La plupart des constructeurs ne proposent plus du tout de moteurs diesel conventionnels, mais ce n’est pas le cas de Skoda. Dans notre garage d’essai, une Octavia Combi Style 2.0 TDi bien équipée avec boîte automatique DSG , tente de montrer que le diesel n’a pas encore dit son dernier mot. Cependant, la tâche la plus difficile sera de défendre le prix…

La dernière fois, nous avons vu l’Octavia RS 2.0 TSI en rouge et avant cela, également le liftback classique avec l’option SportLine peint en orange . Les voitures ainsi spécifiées étaient vraiment distinctives et ne s’intégraient pas dans la foule des autres préoccupations sur la route. Mais ce n’est pas le cas de l’exemple testé aujourd’hui, qui ne connaît pas de mode et qui, avec sa peinture bleu foncé, parvient à se fondre parfaitement dans le gris urbain.

Malgré sa fadeur, l’Octavia peut encore impressionner. La couleur « Blue Nightfire » est peut-être magnifique au soleil, mais elle ressemble à toutes ces Octavia bleues de flotte dans le trafic régulier. Les jantes Perseus de 18″ en finition foncée, avec des pneus 225/45, en option, sont agréables. Pour le reste, le design de l’Octavia n’a pas besoin d’être présenté, il s’agit après tout d’une version préfacelift dépassée, puisqu’une version améliorée a déjà vu le jour il y a quelques jours.

Jetons un coup d’œil à l’intérieur. Pratiquement rien ne change ici, et je ne vais plus commenter l’instrumentation numérique. Nous la connaissons bien et elle est la même dans la Fabia actuelle, par exemple.

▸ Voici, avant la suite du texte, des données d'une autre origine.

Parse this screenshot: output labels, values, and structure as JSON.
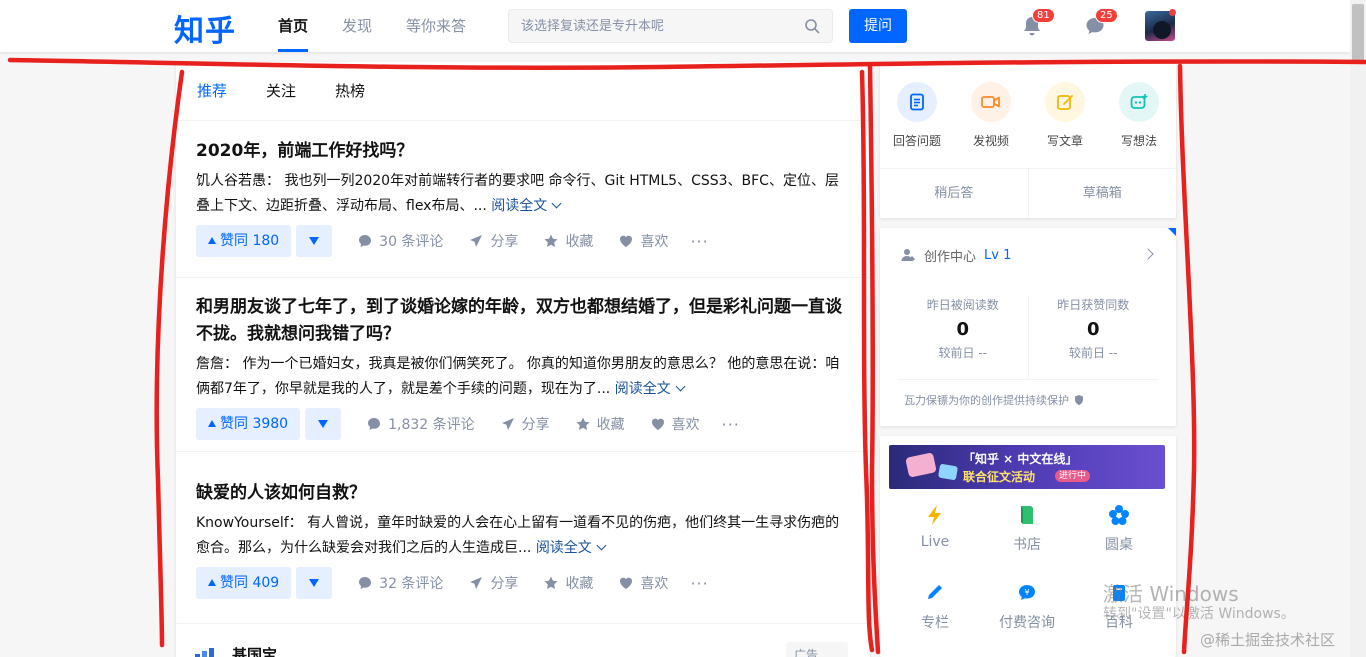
{
  "header": {
    "logo": "知乎",
    "nav": [
      "首页",
      "发现",
      "等你来答"
    ],
    "search_placeholder": "该选择复读还是专升本呢",
    "ask_label": "提问",
    "notif_count": "81",
    "msg_count": "25"
  },
  "feed": {
    "tabs": [
      "推荐",
      "关注",
      "热榜"
    ],
    "cards": [
      {
        "title": "2020年，前端工作好找吗？",
        "excerpt": "饥人谷若愚： 我也列一列2020年对前端转行者的要求吧 命令行、Git HTML5、CSS3、BFC、定位、层叠上下文、边距折叠、浮动布局、flex布局、...",
        "read_more": "阅读全文",
        "vote": "赞同 180",
        "comments": "30 条评论",
        "share": "分享",
        "collect": "收藏",
        "like": "喜欢"
      },
      {
        "title": "和男朋友谈了七年了，到了谈婚论嫁的年龄，双方也都想结婚了，但是彩礼问题一直谈不拢。我就想问我错了吗？",
        "excerpt": "詹詹： 作为一个已婚妇女，我真是被你们俩笑死了。 你真的知道你男朋友的意思么？ 他的意思在说：咱俩都7年了，你早就是我的人了，就是差个手续的问题，现在为了...",
        "read_more": "阅读全文",
        "vote": "赞同 3980",
        "comments": "1,832 条评论",
        "share": "分享",
        "collect": "收藏",
        "like": "喜欢"
      },
      {
        "title": "缺爱的人该如何自救？",
        "excerpt": "KnowYourself： 有人曾说，童年时缺爱的人会在心上留有一道看不见的伤疤，他们终其一生寻求伤疤的愈合。那么，为什么缺爱会对我们之后的人生造成巨...",
        "read_more": "阅读全文",
        "vote": "赞同 409",
        "comments": "32 条评论",
        "share": "分享",
        "collect": "收藏",
        "like": "喜欢"
      }
    ],
    "partial_card_title": "基国宝",
    "partial_card_tag": "广告"
  },
  "sidebar": {
    "quick": [
      "回答问题",
      "发视频",
      "写文章",
      "写想法"
    ],
    "quick_bottom": [
      "稍后答",
      "草稿箱"
    ],
    "creator_title": "创作中心",
    "creator_level": "Lv 1",
    "stats": [
      {
        "label": "昨日被阅读数",
        "value": "0",
        "compare": "较前日 --"
      },
      {
        "label": "昨日获赞同数",
        "value": "0",
        "compare": "较前日 --"
      }
    ],
    "creator_footer": "瓦力保镖为你的创作提供持续保护",
    "banner_line1": "「知乎 × 中文在线」",
    "banner_line2": "联合征文活动",
    "banner_tag": "进行中",
    "grid": [
      "Live",
      "书店",
      "圆桌",
      "专栏",
      "付费咨询",
      "百科"
    ]
  },
  "watermark": {
    "activate_title": "激活 Windows",
    "activate_sub": "转到\"设置\"以激活 Windows。",
    "site": "@稀土掘金技术社区"
  },
  "colors": {
    "brand": "#0066ff",
    "annotation": "#e8201e"
  }
}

Elle a une haute résolution et un affichage assez simple mais fonctionnel. Il aurait pu y avoir quelques alarmes supplémentaires, comme sur la SportLine ou la RS, mais je comprends qu’il faille laisser quelque chose pour les versions supérieures.

Dans les premières Octavia de quatrième génération que j’ai essayées, j’ai critiqué le système d’infodivertissement, dont l’écran tactile contrôle presque tout, y compris la climatisation. Le système était brouillon et on ne pouvait pas vraiment s’y fier. Skoda ne s’est pas relâché pour autant, et la fiabilité de l’infodivertissement est exemplaire. Je n’ai pas connu un seul blocage dans cette voiture, et au contraire j’apprécie, par exemple, la facilité de contrôler les assistants via un bouton sur le volant.

Les sièges sont un peu plus rigides, mais le dos appréciera sur les longs trajets, et ils offrent un bon guidage latéral. La position générale derrière le volant est également bonne. Bien que beaucoup se plaignent du design du volant à deux branches, je le trouve particulièrement confortable pour manœuvrer dans les villes ou sur les longs trajets avec ma main « sacrément basse ».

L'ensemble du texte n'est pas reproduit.